Ataque con drones en Sudán del Sur mata a seis cascos azules de la ONU

La Fuerza Provisional de Seguridad de las Naciones Unidas para Abyei dijo que “seis soldados murieron y seis resultaron heridos”, cuatro de ellos de gravedad, cuando un dron atacó su campamento en Kadugli, capital del estado de Kordofán del Sur.

Todas las víctimas proceden de Bangladesh, según el comunicado.

El líder interino de Bangladesh, Muhammad Yunus, dijo en un comunicado que estaba “profundamente entristecido” por el ataque, que elevó el número de muertos a seis muertos y ocho heridos.

Pidió a la ONU que garantice que el personal de su país reciba “cualquier apoyo de emergencia necesario”.

“El gobierno de Bangladesh apoyará a las familias en estos tiempos difíciles”, añadió.

El Ministerio de Asuntos Exteriores en Dhaka dijo que “condenó enérgicamente” el ataque.

Una fuente médica dijo anteriormente a la AFP que el ataque a una instalación de las Naciones Unidas en Kadugli mató al menos a seis personas, y los testigos dijeron que eran empleados de la ONU.

“Seis personas murieron en un bombardeo contra la sede de la ONU mientras se encontraban dentro del edificio”, dijo la fuente médica del hospital de la ciudad.

Testigos presenciales dijeron que un dron golpeó las instalaciones de la ONU.

El gobierno alineado con los militares con base en Port Sudan emitió una declaración condenando el ataque y acusando a las fuerzas paramilitares de apoyo rápido de estar detrás del mismo.

En una declaración, el Consejo de Soberanía encabezado por el jefe del ejército, general Abdel Fattah al-Burhan, calificó el ataque como una “escalada peligrosa”.

Kadugli, donde se declaró la hambruna a principios de noviembre, está asediada desde hace un año y medio por las RSF.

Después de capturar El-Fasher, el último bastión del ejército en la región occidental de Darfur en Sudán, a finales de octubre, las RSF avanzaron hacia el este, hacia la región de Kordofán, rica en petróleo, dividida en tres estados.

Kordofán es una vasta región agrícola situada entre Darfur, controlado por las RSF, al oeste, y zonas controladas por el ejército al norte, este y centro.

Su posición es importante para mantener las líneas de suministro y mover tropas.

Las RSF están en guerra con el ejército desde abril de 2023 y han desplegado combatientes, drones y milicias aliadas en esta fértil región.

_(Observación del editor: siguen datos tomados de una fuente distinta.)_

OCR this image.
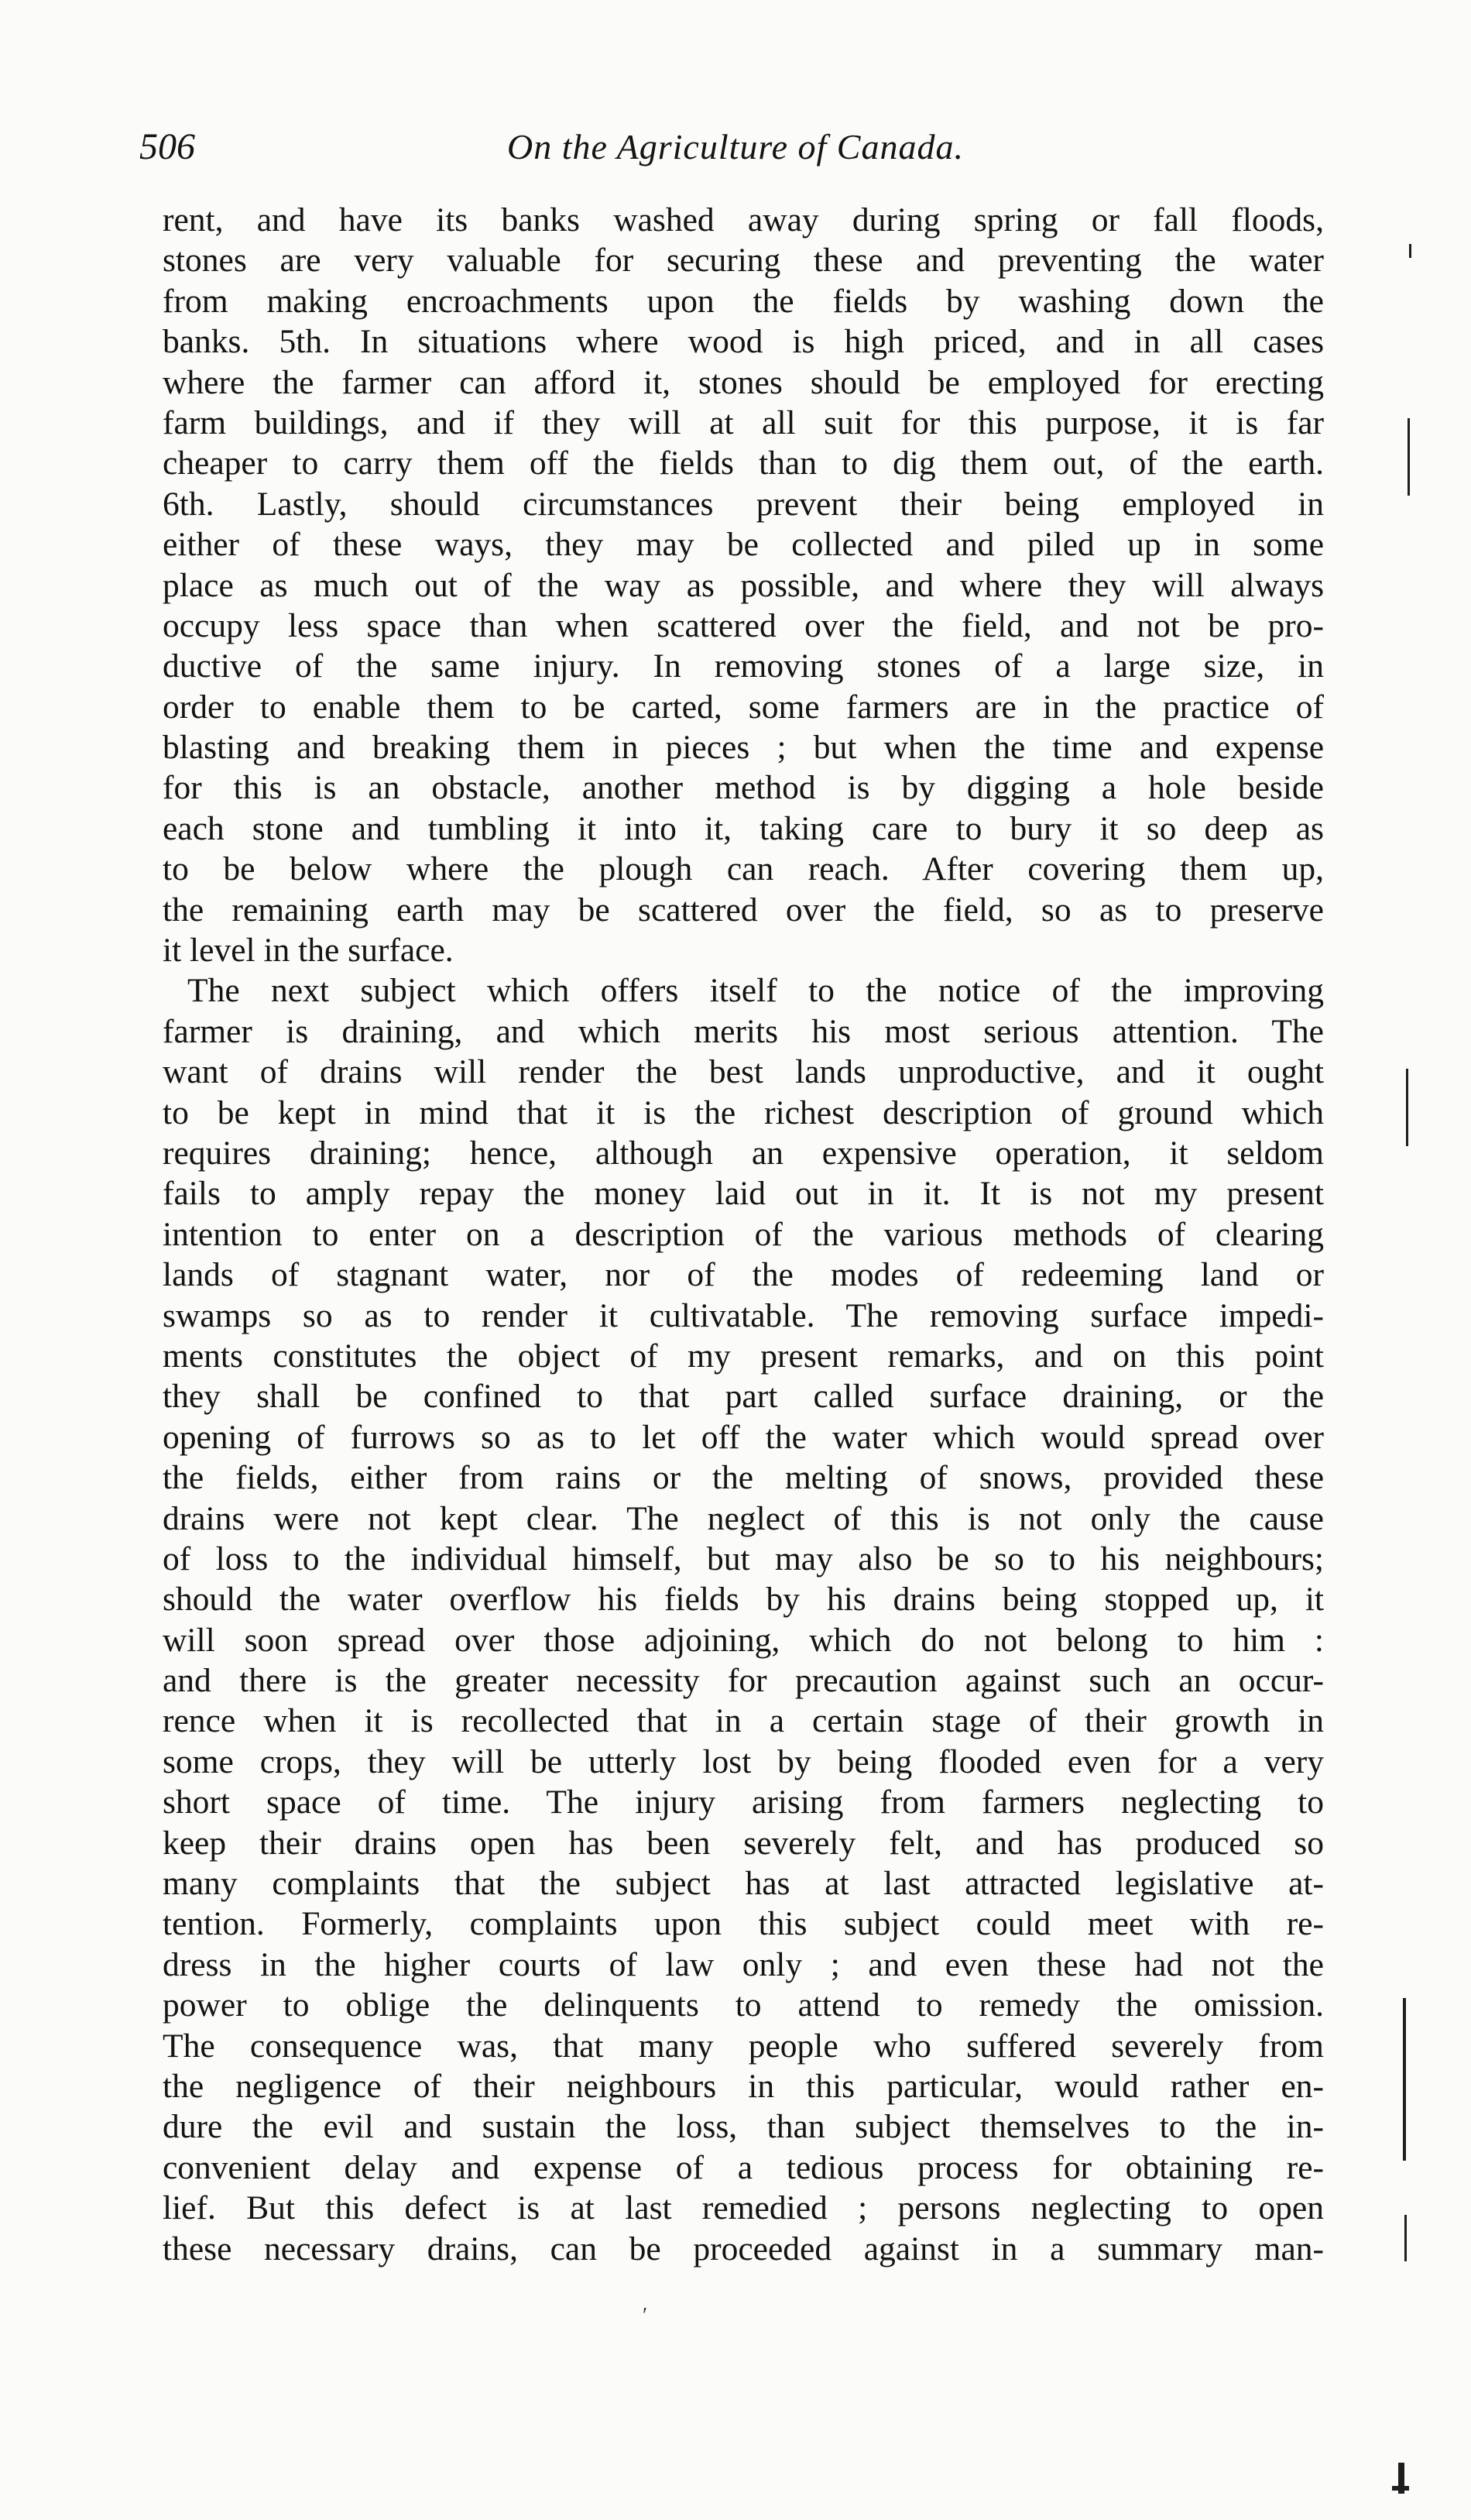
506	On the Agriculture of Canada.
rent, and have its banks washed away during spring or fall floods,
stones are very valuable for securing these and preventing the water
from making encroachments upon the fields by washing down the
banks. 5th. In situations where wood is high priced, and in all cases
where the farmer can afford it, stones should be employed for erecting
farm buildings, and if they will at all suit for this purpose, it is far
cheaper to carry them off the fields than to dig them out, of the earth.
6th. Lastly, should circumstances prevent their being employed in
either of these ways, they may be collected and piled up in some
place as much out of the way as possible, and where they will always
occupy less space than when scattered over the field, and not be pro-
ductive of the same injury. In removing stones of a large size, in
order to enable them to be carted, some farmers are in the practice of
blasting and breaking them in pieces ; but when the time and expense
for this is an obstacle, another method is by digging a hole beside
each stone and tumbling it into it, taking care to bury it so deep as
to be below where the plough can reach. After covering them up,
the remaining earth may be scattered over the field, so as to preserve
it level in the surface.
The next subject which offers itself to the notice of the improving
farmer is draining, and which merits his most serious attention. The
want of drains will render the best lands unproductive, and it ought
to be kept in mind that it is the richest description of ground which
requires draining; hence, although an expensive operation, it seldom
fails to amply repay the money laid out in it. It is not my present
intention to enter on a description of the various methods of clearing
lands of stagnant water, nor of the modes of redeeming land or
swamps so as to render it cultivatable. The removing surface impedi-
ments constitutes the object of my present remarks, and on this point
they shall be confined to that part called surface draining, or the
opening of furrows so as to let off the water which would spread over
the fields, either from rains or the melting of snows, provided these
drains were not kept clear. The neglect of this is not only the cause
of loss to the individual himself, but may also be so to his neighbours;
should the water overflow his fields by his drains being stopped up, it
will soon spread over those adjoining, which do not belong to him :
and there is the greater necessity for precaution against such an occur-
rence when it is recollected that in a certain stage of their growth in
some crops, they will be utterly lost by being flooded even for a very
short space of time. The injury arising from farmers neglecting to
keep their drains open has been severely felt, and has produced so
many complaints that the subject has at last attracted legislative at-
tention. Formerly, complaints upon this subject could meet with re-
dress in the higher courts of law only ; and even these had not the
power to oblige the delinquents to attend to remedy the omission.
The consequence was, that many people who suffered severely from
the negligence of their neighbours in this particular, would rather en-
dure the evil and sustain the loss, than subject themselves to the in-
convenient delay and expense of a tedious process for obtaining re-
lief. But this defect is at last remedied ; persons neglecting to open
these necessary drains, can be proceeded against in a summary man-
′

Los analistas dicen que las RSF están tratando de romper las defensas del ejército alrededor del centro de Sudán, allanando el camino para la reconquista de Jartum.

La semana pasada, los ataques contra una guardería y un hospital en Kalogi, Kordofán del Sur, mataron a 114 personas, entre ellas 63 niños, según la Organización Mundial de la Salud de las Naciones Unidas.

Hasta ahora, la guerra en Sudán ha matado a decenas de miles de personas, ha desplazado a millones y ha provocado una de las peores crisis humanitarias del mundo.

Los esfuerzos por poner fin a la guerra hasta ahora han fracasado.

El mes pasado, el presidente estadounidense Donald Trump dijo que tomaría medidas para poner fin al conflicto tras las conversaciones en Washington con el príncipe heredero saudita Mohammed bin Salman, pero esa medida aún no se ha materializado.